Create a function graph to answer the question what are the solutions to the equation x squared minus 5X = -4 enter the smaller value first x equals blank x equals blank
Answers
Answered by
GPT-4o mini
To solve the equation \( x^2 - 5x = -4 \), we first rearrange it into standard form:
\[
x^2 - 5x + 4 = 0
\]
Now, we can factor the quadratic equation:
\[
(x - 1)(x - 4) = 0
\]
Setting each factor equal to zero gives us the solutions:
\[
x - 1 = 0 \quad \Rightarrow \quad x = 1
\]
\[
x - 4 = 0 \quad \Rightarrow \quad x = 4
\]
So the solutions to the equation are \( x = 1 \) and \( x = 4 \).

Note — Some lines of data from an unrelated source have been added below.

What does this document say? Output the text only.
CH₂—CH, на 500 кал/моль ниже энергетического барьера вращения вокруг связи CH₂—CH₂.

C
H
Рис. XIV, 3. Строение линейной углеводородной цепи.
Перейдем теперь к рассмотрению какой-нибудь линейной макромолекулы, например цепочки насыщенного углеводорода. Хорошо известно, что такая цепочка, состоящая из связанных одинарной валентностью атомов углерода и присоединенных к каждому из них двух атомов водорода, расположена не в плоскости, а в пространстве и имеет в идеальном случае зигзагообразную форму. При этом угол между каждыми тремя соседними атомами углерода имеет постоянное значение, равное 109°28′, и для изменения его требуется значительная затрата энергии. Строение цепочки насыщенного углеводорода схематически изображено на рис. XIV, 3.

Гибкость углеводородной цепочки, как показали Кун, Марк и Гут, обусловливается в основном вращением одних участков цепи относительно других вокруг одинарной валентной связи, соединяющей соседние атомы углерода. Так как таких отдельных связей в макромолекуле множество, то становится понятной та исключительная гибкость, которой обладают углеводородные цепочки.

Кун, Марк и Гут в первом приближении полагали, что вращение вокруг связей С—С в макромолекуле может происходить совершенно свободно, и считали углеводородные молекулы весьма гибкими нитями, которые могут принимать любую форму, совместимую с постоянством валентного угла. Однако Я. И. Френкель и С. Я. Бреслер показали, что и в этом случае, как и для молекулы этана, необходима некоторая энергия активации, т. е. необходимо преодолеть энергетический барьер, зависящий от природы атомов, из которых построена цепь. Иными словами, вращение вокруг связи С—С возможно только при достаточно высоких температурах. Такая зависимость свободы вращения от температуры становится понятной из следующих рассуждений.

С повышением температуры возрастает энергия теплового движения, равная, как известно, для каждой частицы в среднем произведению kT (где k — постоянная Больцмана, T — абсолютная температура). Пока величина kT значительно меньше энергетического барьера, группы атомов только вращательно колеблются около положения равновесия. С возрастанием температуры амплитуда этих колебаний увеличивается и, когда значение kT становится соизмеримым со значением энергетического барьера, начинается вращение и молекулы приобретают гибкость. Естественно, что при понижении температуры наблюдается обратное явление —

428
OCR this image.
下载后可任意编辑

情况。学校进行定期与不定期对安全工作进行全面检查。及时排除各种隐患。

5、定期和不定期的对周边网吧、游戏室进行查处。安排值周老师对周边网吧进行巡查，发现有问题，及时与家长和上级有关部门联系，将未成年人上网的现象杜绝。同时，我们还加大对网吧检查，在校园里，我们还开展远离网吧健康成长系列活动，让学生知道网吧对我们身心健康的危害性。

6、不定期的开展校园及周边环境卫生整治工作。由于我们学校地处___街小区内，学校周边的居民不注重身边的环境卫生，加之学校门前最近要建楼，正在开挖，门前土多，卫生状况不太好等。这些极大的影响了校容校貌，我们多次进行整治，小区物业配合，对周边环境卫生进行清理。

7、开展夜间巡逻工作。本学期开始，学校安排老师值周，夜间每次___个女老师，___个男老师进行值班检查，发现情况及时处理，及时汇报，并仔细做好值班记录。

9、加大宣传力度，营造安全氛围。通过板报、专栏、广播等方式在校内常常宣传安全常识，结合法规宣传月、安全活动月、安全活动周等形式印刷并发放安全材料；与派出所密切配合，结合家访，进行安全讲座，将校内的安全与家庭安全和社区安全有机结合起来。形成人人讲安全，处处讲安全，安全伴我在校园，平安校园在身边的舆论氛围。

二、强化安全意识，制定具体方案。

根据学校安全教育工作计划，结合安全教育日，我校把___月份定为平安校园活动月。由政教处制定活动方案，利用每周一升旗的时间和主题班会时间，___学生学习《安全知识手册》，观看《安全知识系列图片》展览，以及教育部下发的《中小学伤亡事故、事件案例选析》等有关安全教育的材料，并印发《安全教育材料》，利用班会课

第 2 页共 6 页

Putting the smaller value first, we have:
\[
x = 1, \quad x = 4
\]
Thus, the solutions are:
- \( x = 1 \)
- \( x = 4 \)
If you're interested in graphing the function to visualize these solutions, you'd graph \( y = x^2 - 5x + 4 \) and observe where it intersects the x-axis (i.e., where \( y = 0 \)). The points of intersection will correspond to the solutions we found: \( (1, 0) \) and \( (4, 0) \).
\[
x^2 - 5x + 4 = 0
\]
Now, we can factor the quadratic equation:
\[
(x - 1)(x - 4) = 0
\]
Setting each factor equal to zero gives us the solutions:
\[
x - 1 = 0 \quad \Rightarrow \quad x = 1
\]
\[
x - 4 = 0 \quad \Rightarrow \quad x = 4
\]
So the solutions to the equation are \( x = 1 \) and \( x = 4 \).
Putting the smaller value first, we have:
\[
x = 1, \quad x = 4
\]
Thus, the solutions are:
- \( x = 1 \)
- \( x = 4 \)
If you're interested in graphing the function to visualize these solutions, you'd graph \( y = x^2 - 5x + 4 \) and observe where it intersects the x-axis (i.e., where \( y = 0 \)). The points of intersection will correspond to the solutions we found: \( (1, 0) \) and \( (4, 0) \).
There are no human answers yet. A form for humans to post answers is coming very soon!